Can you please clarify what you mean by the "65% law"?
Thanks for that clarification.
I'm going to opt out of this and defer to others with more experience with this issue.
I am an attorney in North Carolina, but I don't work with this particular issue enough to give you a reliable answer. Hopefully other experts who have experience with the current laws and procedures regarding the length of incarceration can give you more information. If you don't get an answer, you may want to see if there is a way to re-post the question (without paying again) perhaps with a clearer description of the issue (i.e. the "65% rule" issue).
I hope you get an answer soon.
Please do not be upset. Because JA experts are diverified, this occassionally occurs as we get new experts who are feeling their way around and learning not to answer questions they are not familiar with and only those they can answer and I thank you for your patience. Also please note that while there is a debit to your card, that money remains on your JA account until you accept an answer - if you want to have your deposit returned you can contact email@example.com Note that I have your answer
Anyway, I am familiar with the prison systems and parole. There is no move to bring back the 65%. As you are probably aware, in 1994, the N.C. General Assembly enacted Structured Sentencing, which eliminated parole. However, the Commission established conditions of post-release supervision for class B1-E felons who are convicted under the Structured Sentencing Act.

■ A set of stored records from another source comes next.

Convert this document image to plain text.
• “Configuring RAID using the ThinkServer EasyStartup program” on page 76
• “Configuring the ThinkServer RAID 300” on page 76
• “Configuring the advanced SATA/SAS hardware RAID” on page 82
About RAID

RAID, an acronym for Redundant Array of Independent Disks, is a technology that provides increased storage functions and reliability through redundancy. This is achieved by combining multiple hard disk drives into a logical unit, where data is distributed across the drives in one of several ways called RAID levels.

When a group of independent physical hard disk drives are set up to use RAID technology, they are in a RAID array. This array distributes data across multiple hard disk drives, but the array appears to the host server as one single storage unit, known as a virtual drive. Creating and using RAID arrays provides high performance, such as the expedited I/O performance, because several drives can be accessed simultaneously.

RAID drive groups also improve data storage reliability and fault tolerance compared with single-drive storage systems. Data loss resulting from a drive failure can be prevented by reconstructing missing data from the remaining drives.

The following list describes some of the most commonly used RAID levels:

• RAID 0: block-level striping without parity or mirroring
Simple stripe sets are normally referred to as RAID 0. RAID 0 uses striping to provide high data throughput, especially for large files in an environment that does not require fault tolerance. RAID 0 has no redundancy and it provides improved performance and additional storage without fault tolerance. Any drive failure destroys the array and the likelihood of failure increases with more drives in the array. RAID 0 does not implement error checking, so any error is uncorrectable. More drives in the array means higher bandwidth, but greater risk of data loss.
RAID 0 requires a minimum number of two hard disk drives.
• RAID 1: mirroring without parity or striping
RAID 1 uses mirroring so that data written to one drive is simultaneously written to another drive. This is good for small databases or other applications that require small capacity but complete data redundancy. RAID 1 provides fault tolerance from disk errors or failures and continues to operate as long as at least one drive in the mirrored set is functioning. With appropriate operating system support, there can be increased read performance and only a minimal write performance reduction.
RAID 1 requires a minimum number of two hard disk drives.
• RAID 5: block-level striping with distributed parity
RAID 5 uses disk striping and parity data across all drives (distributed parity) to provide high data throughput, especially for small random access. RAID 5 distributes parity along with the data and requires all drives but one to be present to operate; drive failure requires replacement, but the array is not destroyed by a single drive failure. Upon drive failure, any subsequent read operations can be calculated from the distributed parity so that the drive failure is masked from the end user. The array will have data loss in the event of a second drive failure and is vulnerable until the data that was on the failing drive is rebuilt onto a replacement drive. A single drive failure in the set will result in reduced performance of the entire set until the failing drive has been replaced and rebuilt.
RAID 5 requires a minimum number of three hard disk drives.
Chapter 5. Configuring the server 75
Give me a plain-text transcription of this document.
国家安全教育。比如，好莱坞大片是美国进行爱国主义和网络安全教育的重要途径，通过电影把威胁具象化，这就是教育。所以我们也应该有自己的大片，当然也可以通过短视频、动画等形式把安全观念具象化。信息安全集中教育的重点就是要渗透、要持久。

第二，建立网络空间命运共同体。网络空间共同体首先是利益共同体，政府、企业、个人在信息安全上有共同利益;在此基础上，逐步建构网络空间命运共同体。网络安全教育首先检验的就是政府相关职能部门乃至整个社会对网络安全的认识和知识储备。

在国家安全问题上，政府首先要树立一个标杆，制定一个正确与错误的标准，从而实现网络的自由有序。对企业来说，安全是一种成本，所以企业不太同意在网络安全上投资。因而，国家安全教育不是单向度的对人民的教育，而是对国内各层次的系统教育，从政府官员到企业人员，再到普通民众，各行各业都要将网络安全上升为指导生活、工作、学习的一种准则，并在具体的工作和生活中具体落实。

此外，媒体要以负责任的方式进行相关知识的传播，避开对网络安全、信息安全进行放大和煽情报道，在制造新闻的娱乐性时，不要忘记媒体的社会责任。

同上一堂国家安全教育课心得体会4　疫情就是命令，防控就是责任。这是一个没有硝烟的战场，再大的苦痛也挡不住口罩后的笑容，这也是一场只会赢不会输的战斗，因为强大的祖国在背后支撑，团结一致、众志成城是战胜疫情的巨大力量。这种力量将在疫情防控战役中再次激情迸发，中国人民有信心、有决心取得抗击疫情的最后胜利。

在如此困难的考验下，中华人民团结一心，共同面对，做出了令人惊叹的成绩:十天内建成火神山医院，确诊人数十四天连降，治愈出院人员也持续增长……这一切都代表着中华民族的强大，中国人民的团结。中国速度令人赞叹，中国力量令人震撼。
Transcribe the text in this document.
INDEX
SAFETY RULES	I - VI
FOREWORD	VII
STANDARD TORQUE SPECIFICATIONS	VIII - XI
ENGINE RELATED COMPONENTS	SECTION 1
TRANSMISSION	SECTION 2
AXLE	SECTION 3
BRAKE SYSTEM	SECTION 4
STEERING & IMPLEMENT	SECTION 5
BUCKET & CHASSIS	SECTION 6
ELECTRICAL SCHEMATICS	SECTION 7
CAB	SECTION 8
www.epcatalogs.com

Under structured sentencing, good time, gain time, and parole are eliminated. Felons sentenced to prison must serve 100% of their minimum term and may serve up to their maximum term if they misbehave, fail to work, or refuse to participate in programs. Upon release, felony offenders convicted of more serious felony offenses must be placed on post-release supervision. Misdemeanants must serve the full jail term unless the Sheriff elects to award earned time of up to four days a month for specific activities.